Se supone que en el capitalismo todos somos propietarios de algo, por muy pobres que parezcamos. Hay quienes solo son propietarios de su fuerza de trabajo y es lo que pueden vender para mantenerse a sí mismos y a su familia. Esta idea, tradicional en el marxismo, comienza a temblar cuando nos enfrentamos a la realidad actual de un mundo laboral que puede prescindir de gran cantidad de personas que ya no funcionan ni como trabajadores ni como “ejército de reserva”. Resulta difícil de concebir la idea de una sociedad en la que una parte de sus integrantes no cumplen ninguna función. No solo es un problema económico, sino un atentado contra la dignidad de las personas a quienes se priva de una condición esencial como humanos, su capacidad de trabajar para conseguir su sustento. En sociedades como la nuestra, la expresión más extrema son las personas en situación de calle, pero el asunto no se agota allí. Hay muchas personas que pueden sobrevivir gracias al respaldo familiar, rentas heredadas o apoyo estatal, pero que están privados de su lugar en la dinámica económica. En muchos casos, la situación se enmascara detrás de patologías psiquiátricas o causales circunstanciales. Pero lo cierto es que pasan por la vida con poco que hacer y son mirados por los demás como parásitos. Esto que ocurre a nivel local, también pasa a nivel internacional. Poblaciones enteras son subsidiadas por la ayuda internacional, simplemente porque no tienen un lugar para ocupar en la maquinaria productiva. La conversión en poblaciones mendigas las convierte en objeto de desprecio y discriminación. Otras poblaciones son sencillamente olvidadas o son víctimas de guerras y matanzas. Algunas economías informales de baja rentabilidad (como la minería ilegal en África o en América) son aprovechadas por sectores capitalistas para extraer una ganancia a costa de la miseria de esas poblaciones que no tienen otras opciones de supervivencia.

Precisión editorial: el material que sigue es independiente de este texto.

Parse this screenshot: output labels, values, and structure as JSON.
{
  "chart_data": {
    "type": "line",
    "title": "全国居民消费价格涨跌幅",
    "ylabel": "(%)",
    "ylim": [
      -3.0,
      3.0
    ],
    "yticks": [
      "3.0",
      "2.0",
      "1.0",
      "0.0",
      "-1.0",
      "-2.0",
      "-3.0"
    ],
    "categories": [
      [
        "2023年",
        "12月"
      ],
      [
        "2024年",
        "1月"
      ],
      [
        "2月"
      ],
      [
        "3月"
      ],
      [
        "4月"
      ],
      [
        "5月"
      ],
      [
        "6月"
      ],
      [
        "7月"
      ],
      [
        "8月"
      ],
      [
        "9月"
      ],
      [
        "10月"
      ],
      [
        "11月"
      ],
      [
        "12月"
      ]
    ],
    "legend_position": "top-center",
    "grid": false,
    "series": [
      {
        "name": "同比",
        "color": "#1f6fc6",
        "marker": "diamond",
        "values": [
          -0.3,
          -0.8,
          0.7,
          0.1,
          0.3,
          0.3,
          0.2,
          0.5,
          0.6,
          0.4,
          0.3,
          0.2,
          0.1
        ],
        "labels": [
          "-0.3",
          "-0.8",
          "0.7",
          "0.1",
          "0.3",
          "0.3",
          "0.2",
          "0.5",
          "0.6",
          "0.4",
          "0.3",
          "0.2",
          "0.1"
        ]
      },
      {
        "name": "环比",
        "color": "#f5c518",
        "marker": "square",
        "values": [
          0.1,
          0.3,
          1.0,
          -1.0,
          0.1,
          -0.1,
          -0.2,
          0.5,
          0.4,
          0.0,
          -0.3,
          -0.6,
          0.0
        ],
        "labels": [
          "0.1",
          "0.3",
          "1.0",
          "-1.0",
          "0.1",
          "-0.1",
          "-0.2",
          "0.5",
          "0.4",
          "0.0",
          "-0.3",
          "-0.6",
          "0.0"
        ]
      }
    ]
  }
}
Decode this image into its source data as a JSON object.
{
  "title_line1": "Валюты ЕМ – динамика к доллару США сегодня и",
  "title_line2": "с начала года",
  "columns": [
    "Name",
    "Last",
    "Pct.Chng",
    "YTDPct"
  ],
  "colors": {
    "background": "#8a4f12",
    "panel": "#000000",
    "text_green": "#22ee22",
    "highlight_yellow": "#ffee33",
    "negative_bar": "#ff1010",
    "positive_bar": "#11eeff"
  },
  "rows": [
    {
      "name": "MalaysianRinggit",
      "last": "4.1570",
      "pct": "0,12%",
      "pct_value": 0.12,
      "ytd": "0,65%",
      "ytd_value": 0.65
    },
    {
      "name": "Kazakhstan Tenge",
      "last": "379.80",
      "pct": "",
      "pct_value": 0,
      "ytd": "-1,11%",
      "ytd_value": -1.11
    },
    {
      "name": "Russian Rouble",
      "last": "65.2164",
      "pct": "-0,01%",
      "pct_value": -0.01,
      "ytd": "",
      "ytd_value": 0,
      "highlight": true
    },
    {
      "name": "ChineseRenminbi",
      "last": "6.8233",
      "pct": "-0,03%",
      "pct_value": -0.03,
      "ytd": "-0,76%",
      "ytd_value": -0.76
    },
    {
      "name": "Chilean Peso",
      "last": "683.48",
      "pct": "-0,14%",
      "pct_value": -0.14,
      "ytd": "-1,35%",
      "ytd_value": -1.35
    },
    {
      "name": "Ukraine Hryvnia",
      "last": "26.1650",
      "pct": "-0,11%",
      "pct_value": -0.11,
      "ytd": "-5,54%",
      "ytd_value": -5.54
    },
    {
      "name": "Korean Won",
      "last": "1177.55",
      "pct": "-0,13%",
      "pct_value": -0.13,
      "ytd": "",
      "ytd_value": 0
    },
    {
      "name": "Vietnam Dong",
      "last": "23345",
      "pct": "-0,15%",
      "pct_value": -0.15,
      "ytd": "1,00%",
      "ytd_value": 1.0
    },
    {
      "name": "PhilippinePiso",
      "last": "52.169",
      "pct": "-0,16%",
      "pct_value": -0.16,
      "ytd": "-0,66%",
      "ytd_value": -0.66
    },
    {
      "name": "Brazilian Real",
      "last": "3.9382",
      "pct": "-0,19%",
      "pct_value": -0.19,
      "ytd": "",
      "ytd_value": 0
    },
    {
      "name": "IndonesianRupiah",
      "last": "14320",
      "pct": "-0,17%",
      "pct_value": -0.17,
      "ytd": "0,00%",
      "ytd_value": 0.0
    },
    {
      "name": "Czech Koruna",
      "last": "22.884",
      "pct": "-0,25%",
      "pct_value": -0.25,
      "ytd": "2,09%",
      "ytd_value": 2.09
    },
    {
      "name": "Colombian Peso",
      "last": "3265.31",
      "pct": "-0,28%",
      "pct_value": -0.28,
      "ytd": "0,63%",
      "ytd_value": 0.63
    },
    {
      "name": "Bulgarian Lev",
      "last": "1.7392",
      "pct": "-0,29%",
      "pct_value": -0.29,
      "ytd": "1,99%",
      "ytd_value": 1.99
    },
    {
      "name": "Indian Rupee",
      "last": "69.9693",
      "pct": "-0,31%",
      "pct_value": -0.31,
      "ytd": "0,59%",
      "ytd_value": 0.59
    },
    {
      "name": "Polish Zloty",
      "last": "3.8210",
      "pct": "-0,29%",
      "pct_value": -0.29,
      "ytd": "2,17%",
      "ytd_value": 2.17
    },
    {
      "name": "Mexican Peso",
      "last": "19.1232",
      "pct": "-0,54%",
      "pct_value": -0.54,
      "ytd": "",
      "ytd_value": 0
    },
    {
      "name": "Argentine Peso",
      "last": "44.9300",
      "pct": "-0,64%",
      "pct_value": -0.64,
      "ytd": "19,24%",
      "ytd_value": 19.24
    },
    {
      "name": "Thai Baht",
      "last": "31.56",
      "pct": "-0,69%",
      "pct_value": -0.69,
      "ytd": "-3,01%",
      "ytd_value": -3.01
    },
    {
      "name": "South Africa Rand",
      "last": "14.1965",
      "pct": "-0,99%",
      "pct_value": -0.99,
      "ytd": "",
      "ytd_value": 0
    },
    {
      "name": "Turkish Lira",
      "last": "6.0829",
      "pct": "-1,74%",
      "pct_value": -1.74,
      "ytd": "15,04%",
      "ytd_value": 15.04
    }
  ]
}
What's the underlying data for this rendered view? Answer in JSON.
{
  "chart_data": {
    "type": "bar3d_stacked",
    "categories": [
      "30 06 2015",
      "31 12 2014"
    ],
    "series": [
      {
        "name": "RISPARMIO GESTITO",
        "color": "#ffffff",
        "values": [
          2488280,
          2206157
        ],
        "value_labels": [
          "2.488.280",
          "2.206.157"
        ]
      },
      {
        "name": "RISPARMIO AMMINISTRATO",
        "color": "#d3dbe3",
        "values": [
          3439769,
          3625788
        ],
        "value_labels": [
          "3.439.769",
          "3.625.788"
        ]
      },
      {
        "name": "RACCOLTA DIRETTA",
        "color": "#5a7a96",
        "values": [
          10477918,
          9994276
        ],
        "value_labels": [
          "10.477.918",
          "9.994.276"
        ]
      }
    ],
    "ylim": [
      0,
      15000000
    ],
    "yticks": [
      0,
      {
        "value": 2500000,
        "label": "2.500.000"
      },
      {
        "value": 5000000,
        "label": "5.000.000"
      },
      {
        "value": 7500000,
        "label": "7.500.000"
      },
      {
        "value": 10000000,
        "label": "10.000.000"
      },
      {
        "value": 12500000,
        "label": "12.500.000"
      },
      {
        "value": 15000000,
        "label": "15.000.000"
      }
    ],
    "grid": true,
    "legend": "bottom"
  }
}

La pregunta es si el sistema capitalista es capaz de encontrar una solución a un problema que se va a agravar si los pronósticos sobre el cambio climático se cumplen. Todo parece indicar que la dinámica del crecimiento y de la persecución del aumento del capital son los únicos motores y que nada mágico ocurrirá para que el trabajo y la riqueza se repartan mejor. Cuál es la otra alternativa no es fácil decirlo. Las corrientes ecosocialistas apuestan a un cambio mediante una transición a un sistema socialista que sea capaz de cumplir esa tarea. Es tentador pero difícil de imaginar cómo podría ocurrir.